I could have fled from one but singly fair,
My disentangled soul itself might save,
Breaking the curled trammels of her hair.
But how should I avoid to be her slave,
Whose subtle art invisibly can wreath
My fetters of the very air I breathe?
It had been easy fighting in some plain,
Where victory might hang in equal choice,
But all resistance against her is vain,
Who has th'advantage both of eyes and voice,
And all my forces needs must be undone,
She having gained both the wind and sun.
Th e poem uses the common theme of love as "conquest" - that is, by causing the poet to fall in love with him, she has defeated him. He goes so far as to compare this conquest with killing him - which is interesting, as people in this period referred to orgasm as "the little death" and dying was a euphemism for making love.

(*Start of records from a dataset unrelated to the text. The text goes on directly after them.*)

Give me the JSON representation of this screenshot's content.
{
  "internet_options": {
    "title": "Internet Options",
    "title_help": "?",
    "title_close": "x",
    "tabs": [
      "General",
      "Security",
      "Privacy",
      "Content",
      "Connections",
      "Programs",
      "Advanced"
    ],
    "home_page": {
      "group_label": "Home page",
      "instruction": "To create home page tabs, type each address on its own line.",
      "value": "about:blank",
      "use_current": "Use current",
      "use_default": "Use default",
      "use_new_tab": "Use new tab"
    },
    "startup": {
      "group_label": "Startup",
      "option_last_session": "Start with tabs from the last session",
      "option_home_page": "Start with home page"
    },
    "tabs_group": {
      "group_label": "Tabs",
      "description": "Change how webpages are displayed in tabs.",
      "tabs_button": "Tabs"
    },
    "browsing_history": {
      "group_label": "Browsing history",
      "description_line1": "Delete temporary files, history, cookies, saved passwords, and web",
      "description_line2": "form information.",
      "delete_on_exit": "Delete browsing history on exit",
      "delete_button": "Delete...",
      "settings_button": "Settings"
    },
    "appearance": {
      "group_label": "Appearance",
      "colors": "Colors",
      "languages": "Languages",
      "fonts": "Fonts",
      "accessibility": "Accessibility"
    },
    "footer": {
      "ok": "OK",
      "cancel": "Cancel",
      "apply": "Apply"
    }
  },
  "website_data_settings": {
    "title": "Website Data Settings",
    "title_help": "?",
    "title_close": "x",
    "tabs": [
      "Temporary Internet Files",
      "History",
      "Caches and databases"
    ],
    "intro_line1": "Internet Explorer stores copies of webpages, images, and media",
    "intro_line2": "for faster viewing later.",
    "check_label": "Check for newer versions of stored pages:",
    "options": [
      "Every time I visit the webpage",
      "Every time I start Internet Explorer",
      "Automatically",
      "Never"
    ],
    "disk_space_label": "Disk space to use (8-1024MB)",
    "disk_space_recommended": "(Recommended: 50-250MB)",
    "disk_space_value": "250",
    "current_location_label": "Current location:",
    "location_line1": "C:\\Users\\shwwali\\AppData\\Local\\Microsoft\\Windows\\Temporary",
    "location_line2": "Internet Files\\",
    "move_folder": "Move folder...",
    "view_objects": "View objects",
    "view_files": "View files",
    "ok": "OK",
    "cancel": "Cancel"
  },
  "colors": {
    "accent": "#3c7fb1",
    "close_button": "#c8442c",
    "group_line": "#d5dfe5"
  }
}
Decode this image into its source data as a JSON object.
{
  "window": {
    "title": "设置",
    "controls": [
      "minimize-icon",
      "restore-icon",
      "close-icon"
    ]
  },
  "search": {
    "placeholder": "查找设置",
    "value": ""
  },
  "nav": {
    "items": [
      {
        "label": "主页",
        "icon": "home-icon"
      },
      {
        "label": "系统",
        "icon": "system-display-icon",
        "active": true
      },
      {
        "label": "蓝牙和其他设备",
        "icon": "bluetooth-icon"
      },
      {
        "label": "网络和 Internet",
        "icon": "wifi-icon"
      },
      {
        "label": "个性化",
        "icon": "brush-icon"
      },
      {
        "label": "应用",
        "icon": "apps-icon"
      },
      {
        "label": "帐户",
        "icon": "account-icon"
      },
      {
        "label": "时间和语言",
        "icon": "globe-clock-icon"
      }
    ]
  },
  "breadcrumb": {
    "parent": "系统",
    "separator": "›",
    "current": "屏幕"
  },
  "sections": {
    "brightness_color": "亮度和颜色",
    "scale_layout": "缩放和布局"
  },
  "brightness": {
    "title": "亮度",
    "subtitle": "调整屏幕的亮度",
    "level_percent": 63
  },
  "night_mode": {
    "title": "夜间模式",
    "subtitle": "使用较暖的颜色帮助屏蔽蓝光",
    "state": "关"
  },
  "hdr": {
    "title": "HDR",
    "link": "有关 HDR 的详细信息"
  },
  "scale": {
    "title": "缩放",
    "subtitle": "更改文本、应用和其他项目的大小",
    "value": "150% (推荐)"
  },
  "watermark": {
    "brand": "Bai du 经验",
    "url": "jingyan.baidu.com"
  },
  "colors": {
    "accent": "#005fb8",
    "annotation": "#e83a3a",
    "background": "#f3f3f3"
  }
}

The "weapons" that achieve this conquest - working together, or harmonising - are the woman's eyes, which appeal to his feelings, and her voice and words which appeal to his mind.

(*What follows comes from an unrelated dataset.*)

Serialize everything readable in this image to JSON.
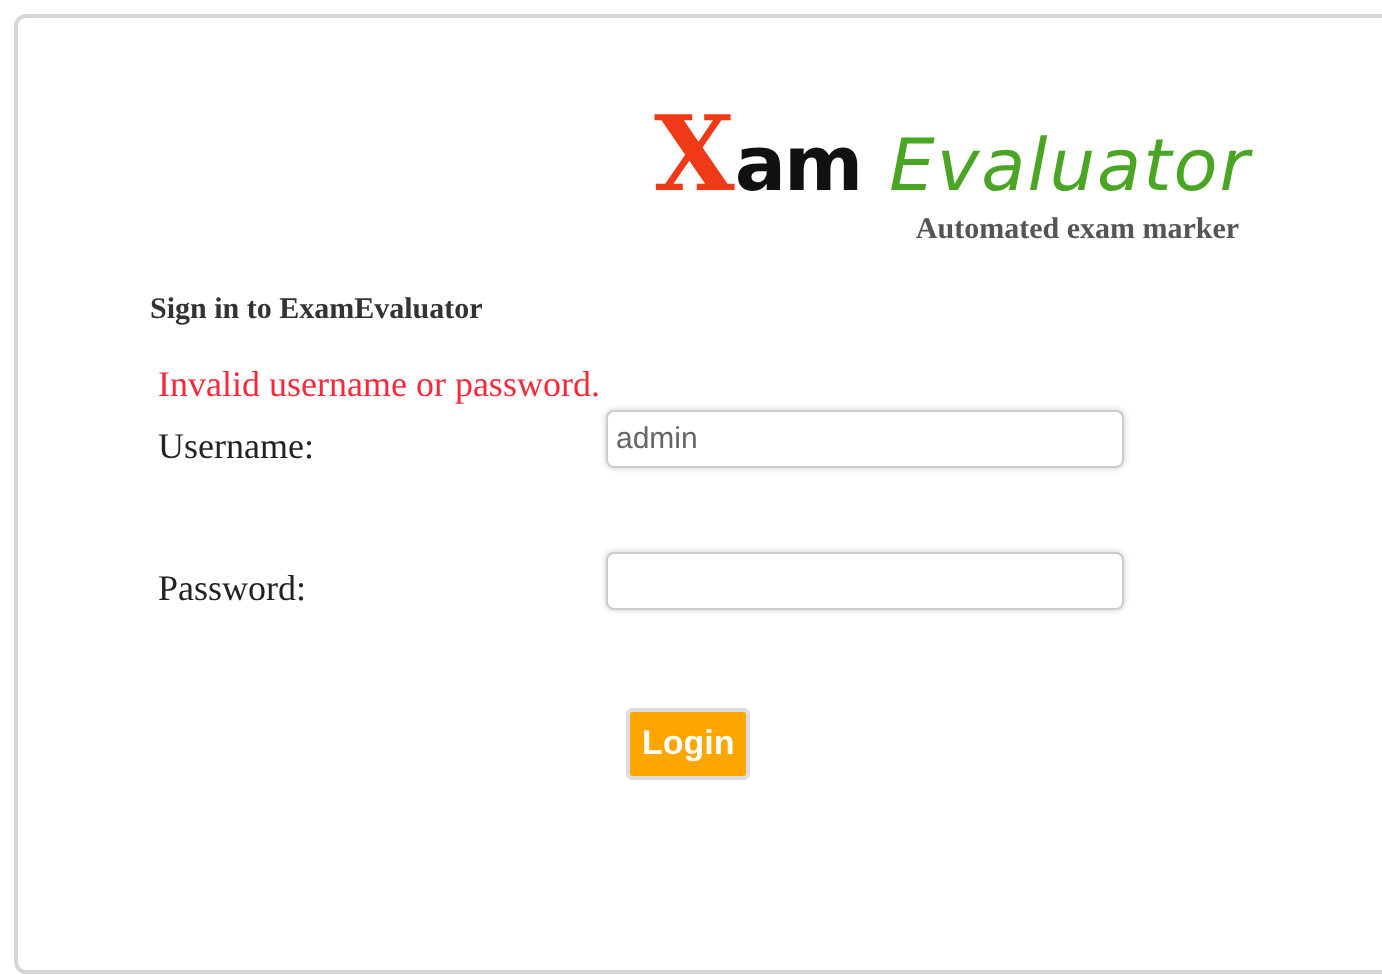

He goes on to say that he might have been able to resist a woman with only one attraction - but these two he cannot defeat. If a woman had only beautiful hair, he might have escaped. The image here is of being ensnared in hair - but because of the woman's lovely voice (and I keep assuming the matter of her speech - he is, I think saying she has both beauty and intelligence) she is able to make far a more effective snare with the more subtle air - the air through which her voice moves and the breath which her voice is made of.

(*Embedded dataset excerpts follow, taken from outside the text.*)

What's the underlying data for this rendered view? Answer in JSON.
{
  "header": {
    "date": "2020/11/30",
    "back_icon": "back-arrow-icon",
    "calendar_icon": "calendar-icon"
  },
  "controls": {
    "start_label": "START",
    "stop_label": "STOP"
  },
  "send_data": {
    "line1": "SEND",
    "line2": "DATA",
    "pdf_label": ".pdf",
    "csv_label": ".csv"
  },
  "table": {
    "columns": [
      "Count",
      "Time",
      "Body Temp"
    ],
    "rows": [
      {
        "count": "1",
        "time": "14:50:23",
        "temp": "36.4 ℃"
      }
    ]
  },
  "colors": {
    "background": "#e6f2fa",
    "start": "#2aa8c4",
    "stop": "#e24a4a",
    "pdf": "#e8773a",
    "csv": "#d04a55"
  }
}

He goes on to say that a physical battle would be easier and he would have had an equal chance - but in battling both her beauty (which gives her "the sun" - that is the powers of vision) and her voice (the wind) he is helpless. I have a half thought that the Jacobeans believed that beams of light came from our eyes, too, enabling us too see - you might want to look that up - if so, he is also comparing her eyes to the sun.
The poem amusingly and gallantly uses hyperbole to praise the object of the poet's love, and to stress his helplessness - he is up against the elements themselves, and is utterly helpless. This extends the amusing metaphor of love as a battle and conquest, in which this woman's beauty and intelligence capture body and soul - or heart and mind.